Definition of terms and their associated context in Aquarium
Tasks in Aquarium map to common computer vision task types.
Currently supported task types in Aquarium include:
- 2D Object Detection
- 3D Object Detection
- Semantic Segmentation
- Instance Segmentation
Different task types (and even sub types within tasks) often require different data formats. Configuring various components of Aquarium may require declaring the task type, so that we can correctly support the required data.
Projects are the highest level of organization for data in Aquarium. Projects allow you to organize your data and collaborate in one central location. Each project may contain one or more datasets.
Every project in Aquarium has:
- A globally unique name
- A single task type (e.g. 2D object detection, semantic segmentation, etc.)
- A single ontology
An ontology (also referred to as a taxonomy or label class map) enumerates entities and their relationships for a given machine learning task. Ontologies in Aquarium must explicitly define every label and every inference within a given project.
Ontologies in Aquarium allow you to define display names, colors, relationships between training and inference classes, and many other metadata fields. These definitions are used throughout the platform to display data, calculate metrics, and otherwise support Aquarium's various workflows.
Note that ontologies are assigned at the project level and apply to all datasets within a given project.
Datasets are the core organizational construct within Aquarium. In the most basic sense, a dataset is a grouping of imagery, metadata and annotations.
Aquarium supports two primary types of datasets, each of which has distinct capabilities.
- Labeled datasets are the most common type of datasets in Aquarium and are made up of imagery, metadata and ground truth annotations. Examples of labeled datasets may include your training, validation and test sets.

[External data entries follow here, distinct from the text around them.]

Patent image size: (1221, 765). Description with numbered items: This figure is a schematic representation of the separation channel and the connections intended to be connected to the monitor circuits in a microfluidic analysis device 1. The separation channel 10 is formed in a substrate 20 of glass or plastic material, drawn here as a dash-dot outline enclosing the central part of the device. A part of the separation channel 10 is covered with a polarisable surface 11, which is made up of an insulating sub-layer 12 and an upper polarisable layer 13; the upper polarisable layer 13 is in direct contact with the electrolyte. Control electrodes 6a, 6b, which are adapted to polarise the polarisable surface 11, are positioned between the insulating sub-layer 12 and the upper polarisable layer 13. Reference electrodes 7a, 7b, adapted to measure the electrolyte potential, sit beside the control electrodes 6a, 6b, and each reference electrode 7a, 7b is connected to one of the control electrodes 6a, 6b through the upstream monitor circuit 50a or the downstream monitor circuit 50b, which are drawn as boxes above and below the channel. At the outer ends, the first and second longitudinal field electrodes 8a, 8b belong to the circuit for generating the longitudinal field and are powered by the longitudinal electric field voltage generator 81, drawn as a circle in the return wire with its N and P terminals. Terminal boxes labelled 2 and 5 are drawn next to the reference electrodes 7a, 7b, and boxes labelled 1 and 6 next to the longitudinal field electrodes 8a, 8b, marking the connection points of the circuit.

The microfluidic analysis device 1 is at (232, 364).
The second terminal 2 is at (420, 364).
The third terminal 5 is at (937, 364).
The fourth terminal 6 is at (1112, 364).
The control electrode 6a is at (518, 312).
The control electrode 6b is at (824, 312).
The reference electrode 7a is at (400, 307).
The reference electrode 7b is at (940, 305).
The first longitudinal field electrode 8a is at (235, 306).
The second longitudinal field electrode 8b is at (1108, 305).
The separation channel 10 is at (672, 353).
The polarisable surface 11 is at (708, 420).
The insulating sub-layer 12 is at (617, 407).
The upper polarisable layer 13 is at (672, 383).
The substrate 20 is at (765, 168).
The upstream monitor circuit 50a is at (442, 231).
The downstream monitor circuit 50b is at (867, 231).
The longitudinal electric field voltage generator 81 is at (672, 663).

- Labeled datasets allow you to assess data quality, evaluate model performance, run data curation workflows, and set up production-ready ML processes.
- Unlabeled datasets are a more specialized dataset type and are made up of imagery and proposed regions of interest (usually inferences generated by a model).
- Unlabeled datasets are used as a part of data curation and sampling workflows in Aquarium. They serve as the search space for rare or interesting scenarios found within your labeled datasets.
- Unlabeled datasets are typically much larger than labeled datasets.
Datasets in Aquarium are intended to be modified over time (for example as new data is acquired and added to the training or test sets). All of these modifications are tracked in Aquarium, enabling you to view and interact with the various states of your dataset over time.
A frame is the atomic unit of data within a dataset.
- In the base case a frame is made up of an electro-optical image (as a .PNG, .JPEG or any other common format) and its structured metadata (as JSON).
- In more advanced cases a frame may be made up of multiple images (a primary image and context imagery or data from other sensor types) and its structured metadata (as JSON or other formats). The more complex structure is common for autonomous driving tasks with LIDAR, Radar or other sensor types and in robotics tasks.
- Labels (and associated metadata) and inferences (and associated metadata) are associated with frames.
Frames in Aquarium are intended to be modified over time (for example as labeling providers return new labels, or as new metadata becomes available). All of these edits are tracked in Aquarium, enabling you to view and interact with the various states of your dataset over time.